Im Laufe der Zeit kam für mich immer mehr ans Tageslicht, es gab immer wieder neue Informationen - z. B., in welchem Maße die FDP von Altnazis durchsetzt war. Oder welch hohe Posten frühere Nazifunktionäre bekleideten, Berichte über Zwangsarbeit, über Auschwitz und die anderen Konzentrationslager. Diese ganzen Informationen tröpfelten erst seit Mitte der 50er Jahre auf mich und meine Altersgenossen nieder, es gab dann auch die ersten Kinofilme zu diesen Themen. Je mehr ich erfuhr, desto saurer wurde ich.

Ihrem Buch entnehme ich, dass Sie in den 70er Jahren dem Kommunistischen Bund (KB) in Hamburg nahestanden. Waren Sie Mitglied?

Das wohl nicht, ich glaube, ich wurde als Sympathisant geführt.

Im Gegensatz zu den anderen maoistischen Gruppen war der KB ja keineswegs DDR-feindlich. Im nachhinhein muß man sagen, daß er damals zur intellektuellen Oberliga der westdeutschen Linken zählte ...

Deswegen war ich ja auch dabei. Der KB spielte in der Tat in der Oberliga, auch wenn ich mit Mao Tse Tung und seinem langen Marsch nichts anfangen konnte. Ich habe damals in Hamburg eine Menge sehr kundiger, belesener und angenehmer Gesprächspartner gefunden.

Dann kennen Sie aus dieser Zeit sicher noch die heutigen jW-Autoren Ulla Jelpke und Knut Mellenthin ...

Natürlich habe ich die beiden kennengelernt, ebenso wie das gesamte leitende Gremium. Ich denke sehr gerne an all diese Leute zurück und verfolge auch, was sie aus ihrem Leben gemacht haben. Die haben mich damals gerne in die politische Arbeit einbezogen, schließlich war ich ein populärer Mensch vom NDR. Der KB war sehr geschickt darin, interessante Leute für seine Veranstaltungen zu gewinnen. Aber es war natürlich auch eine gegenseitige Wertschätzung.

Bei der Lektüre Ihres Buches habe ich den Eindruck gewonnen, daß Sie sich eher als Anarchist sehen - stimmt das?

Das ist richtig.

Mit Parteien haben Sie es auch nicht ...

Überhaupt nicht.

Warum?

Ich glaube ihnen gar nichts mehr. Parteien werden doch nicht gegründet, um das Beste für das Volk herauszuholen - es geht dabei letztlich um das persönliche Wohlergehen von Politikern und Funktionären.

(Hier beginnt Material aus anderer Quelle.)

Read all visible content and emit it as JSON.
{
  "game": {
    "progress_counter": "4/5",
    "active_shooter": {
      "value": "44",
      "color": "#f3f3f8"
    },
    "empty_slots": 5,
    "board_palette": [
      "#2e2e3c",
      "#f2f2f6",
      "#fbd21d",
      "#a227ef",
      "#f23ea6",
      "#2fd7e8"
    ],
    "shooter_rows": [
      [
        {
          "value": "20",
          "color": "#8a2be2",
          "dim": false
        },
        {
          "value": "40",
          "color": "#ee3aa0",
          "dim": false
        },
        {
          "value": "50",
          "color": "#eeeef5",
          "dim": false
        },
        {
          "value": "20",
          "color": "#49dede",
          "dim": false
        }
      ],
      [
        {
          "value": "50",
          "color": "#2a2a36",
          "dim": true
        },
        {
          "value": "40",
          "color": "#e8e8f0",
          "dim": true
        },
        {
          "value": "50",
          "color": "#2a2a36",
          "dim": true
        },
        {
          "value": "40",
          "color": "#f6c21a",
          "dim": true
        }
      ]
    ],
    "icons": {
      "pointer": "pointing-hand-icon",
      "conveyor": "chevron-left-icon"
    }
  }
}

Zum Abschluss noch einmal zurück zum Kabarett, Sie waren fast ein Jahrzehnt bei der Münchner Lach- und Schießgesellschaft. Stand Kabarett zu Beginn Ihrer Laufbahn auf dem Wunschzettel, oder sind Sie in dieses Metier mehr oder weniger reingerutscht?

Ich habe ja einen ziemlich krummen Lebensweg. Zunächst habe ich studiert und bin dann auf die Schauspielschule in Berlin gegangen, auf die Max-Reinhardt-Schule. Nach einem Jahr wurde ich vom Schillertheater engagiert. Als ich damit nach fünf Jahren durch war, wollte ich Regisseur werden - ich hatte immerhin den besten Leuten assistiert, die es damals in diesem Fach gab. Um ein Haar wäre ich damals beim Berliner Ensemble am Schiffbauerdamm gelandet, aber dann kam der Mauerbau dazwischen.

Ich habe also zunächst als Schauspieler und Regisseur gearbeitet, dann habe ich angefangen, zu schreiben: Kinderbücher, Zeitungsartikel und alles mögliche andere. Das war zum Teil eine fürchterliche Quälerei, so daß ich mir dachte: Warum bleibst du nicht beim Theater, da brauchst du nur die Texte anderer Leute aufzusagen. Wenn ich dann aber auf der Bühne stand, sagte ich mir: Warum sprichst du Texte anderer Leute nach, die du zum Teil nicht einmal leiden kannst? Warum bist du nicht am Schreibtisch und schreibst was Schönes? Aus diesem Zwiespalt hat mich schließlich Sammy Drechsel erlöst, der mich zur Lach- und Schießgesellschaft holte. Das war die Chance, da konnte ich spielen, was ich selber geschrieben hatte.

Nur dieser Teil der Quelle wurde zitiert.